To safeguard reform credibility, Tegbe called for structured sequencing of policy rollouts, clear transition mechanisms, and continuous feedback loops between policymakers and tax administrators.

Tax Policy as a Governance Enabler

Central to his address was the assertion that tax policy must serve as an enabler of governance. Tegbe outlined key principles that should underpin the new framework: simplicity, equity, predictability, and administrability at scale.

He explained that these pillars encourage voluntary compliance, reduce administrative friction, and build investor confidence. In contrast, excessive reliance on enforcement or punitive measures could weaken trust in the system.

“Sustainable revenue performance is built on trust and efficiency, not enforcement intensity,” he stated.

Tegbe further argued that revenue reform cannot succeed in isolation. He advocated a whole-of-government approach anchored on robust taxpayer identification systems, integrated financial data platforms, efficient dispute resolution processes, and harmonised coordination between federal and subnational governments.

Such integration, he said, would help eliminate leakages, reduce instances of multiple taxation, and strengthen confidence in Nigeria’s tax system.

Importantly, he broadened the metrics for evaluating reform success beyond headline revenue figures. Durable reform, he noted, should be assessed through higher voluntary compliance rates, lower administrative costs, fewer tax disputes, faster resolution timelines, and improved taxpayer confidence.

With the legislative groundwork now in place, Tegbe said Nigeria’s reform agenda has entered a new phase focused squarely on delivery. The next chapter, he stressed, will be defined by consistency, coherence, and institutional discipline.

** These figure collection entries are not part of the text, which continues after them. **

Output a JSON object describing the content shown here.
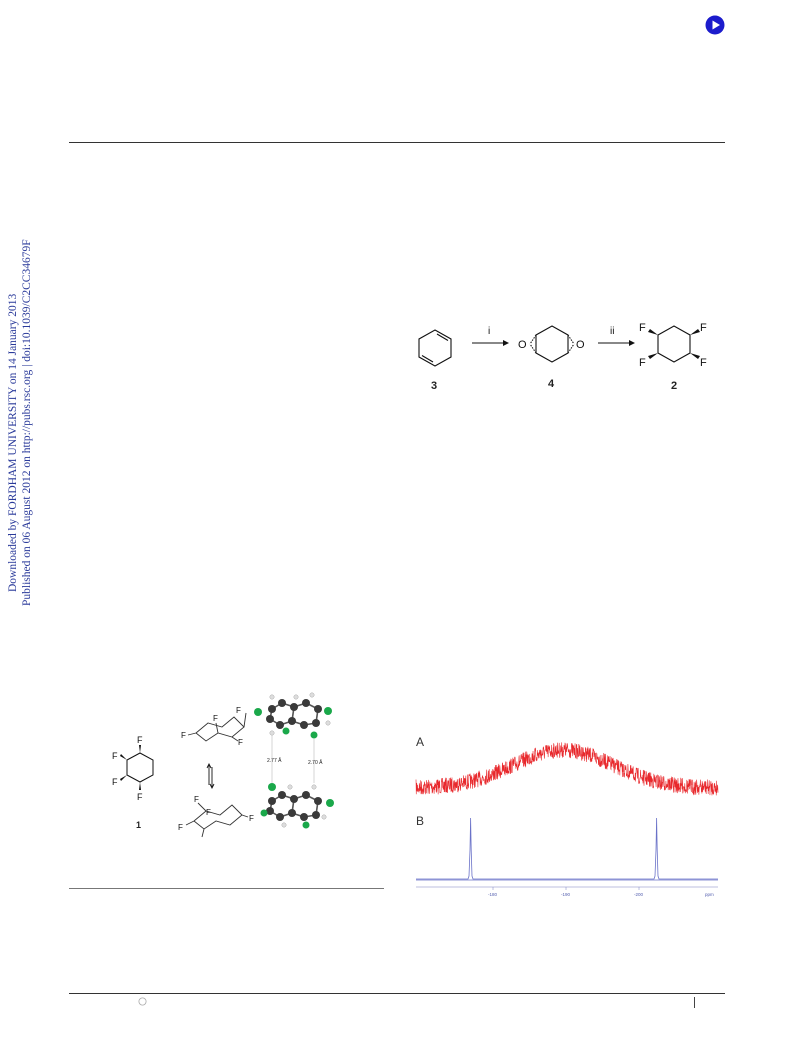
{
  "side_text": {
    "line1": "Downloaded by FORDHAM UNIVERSITY on 14 January 2013",
    "line2": "Published on 06 August 2012 on http://pubs.rsc.org | doi:10.1039/C2CC34679F"
  },
  "colors": {
    "play_icon": "#1c1ccc",
    "side_text": "#2a3a9a",
    "spectrum_a": "#e8282c",
    "spectrum_b": "#6a72c8",
    "chlorine_atom": "#1aa84a"
  },
  "scheme": {
    "compound_3": "3",
    "compound_4": "4",
    "compound_2": "2",
    "step_i": "i",
    "step_ii": "ii",
    "atom_o": "O",
    "atom_f": "F"
  },
  "figure_left": {
    "compound_1": "1",
    "distance_1": "2.77 Å",
    "distance_2": "2.70 Å"
  },
  "figure_right": {
    "panel_a": "A",
    "panel_b": "B",
    "ticks": [
      "-180",
      "-190",
      "-200"
    ],
    "unit": "ppm"
  }
}
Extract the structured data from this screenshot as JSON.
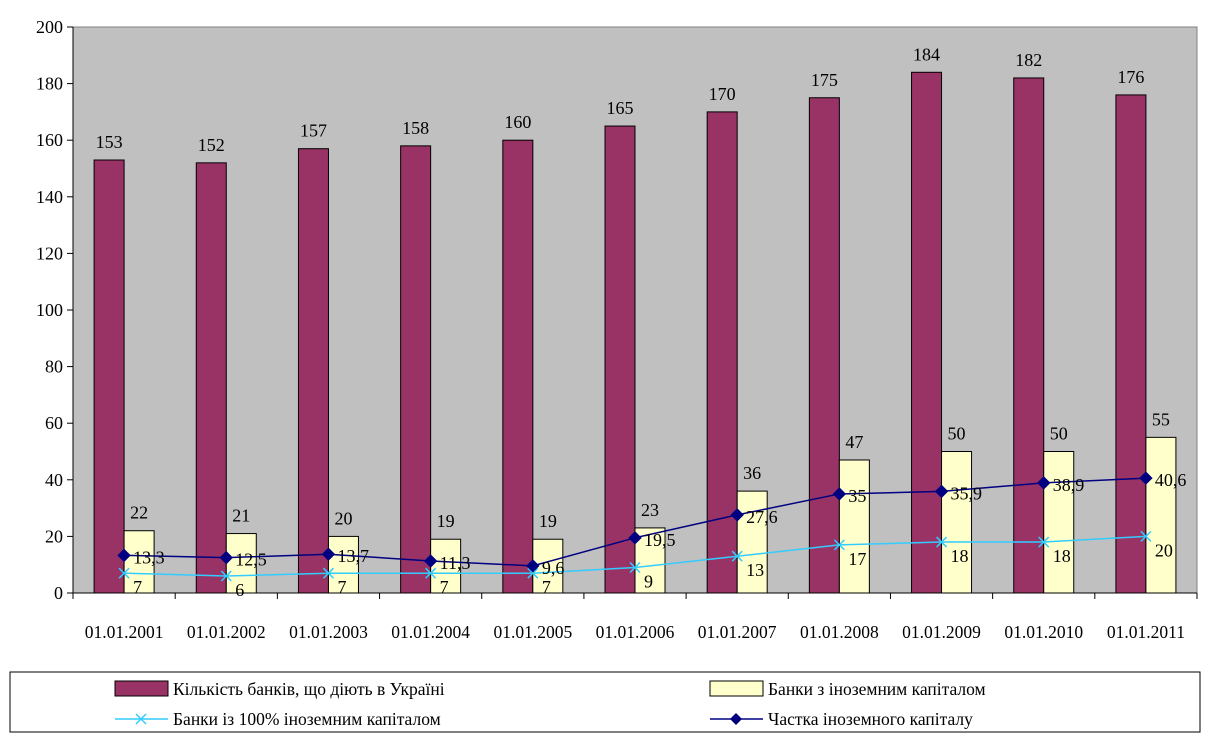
{
  "chart_data": {
    "type": "bar",
    "title": "",
    "xlabel": "",
    "ylabel": "",
    "ylim": [
      0,
      200
    ],
    "yticks": [
      0,
      20,
      40,
      60,
      80,
      100,
      120,
      140,
      160,
      180,
      200
    ],
    "grid": false,
    "legend_position": "bottom",
    "plot_background": "#c0c0c0",
    "categories": [
      "01.01.2001",
      "01.01.2002",
      "01.01.2003",
      "01.01.2004",
      "01.01.2005",
      "01.01.2006",
      "01.01.2007",
      "01.01.2008",
      "01.01.2009",
      "01.01.2010",
      "01.01.2011"
    ],
    "series": [
      {
        "name": "Кількість банків, що діють в Україні",
        "kind": "bar",
        "color": "#993366",
        "values": [
          153,
          152,
          157,
          158,
          160,
          165,
          170,
          175,
          184,
          182,
          176
        ],
        "labels": [
          "153",
          "152",
          "157",
          "158",
          "160",
          "165",
          "170",
          "175",
          "184",
          "182",
          "176"
        ]
      },
      {
        "name": "Банки з іноземним капіталом",
        "kind": "bar",
        "color": "#ffffcc",
        "values": [
          22,
          21,
          20,
          19,
          19,
          23,
          36,
          47,
          50,
          50,
          55
        ],
        "labels": [
          "22",
          "21",
          "20",
          "19",
          "19",
          "23",
          "36",
          "47",
          "50",
          "50",
          "55"
        ]
      },
      {
        "name": "Банки із 100% іноземним капіталом",
        "kind": "line",
        "marker": "x",
        "color": "#33ccff",
        "values": [
          7,
          6,
          7,
          7,
          7,
          9,
          13,
          17,
          18,
          18,
          20
        ],
        "labels": [
          "7",
          "6",
          "7",
          "7",
          "7",
          "9",
          "13",
          "17",
          "18",
          "18",
          "20"
        ]
      },
      {
        "name": "Частка іноземного капіталу",
        "kind": "line",
        "marker": "diamond",
        "color": "#000080",
        "values": [
          13.3,
          12.5,
          13.7,
          11.3,
          9.6,
          19.5,
          27.6,
          35,
          35.9,
          38.9,
          40.6
        ],
        "labels": [
          "13,3",
          "12,5",
          "13,7",
          "11,3",
          "9,6",
          "19,5",
          "27,6",
          "35",
          "35,9",
          "38,9",
          "40,6"
        ]
      }
    ]
  }
}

Execution, he concluded, is the single most critical variable shaping Nigeria’s fiscal future. The country’s ability to broaden its revenue base and achieve lasting fiscal resilience will hinge on credible, integrated implementation across all levels of government—ensuring that reform promises translate into measurable, sustainable outcomes for businesses, citizens, and the broader economy.

In framing the reform process as a transformative journey rather than a legislative accomplishment, Tegbe made clear that operational rigor, institutional alignment, and a culture of trust and compliance will determine whether Nigeria’s tax reforms achieve their intended impact.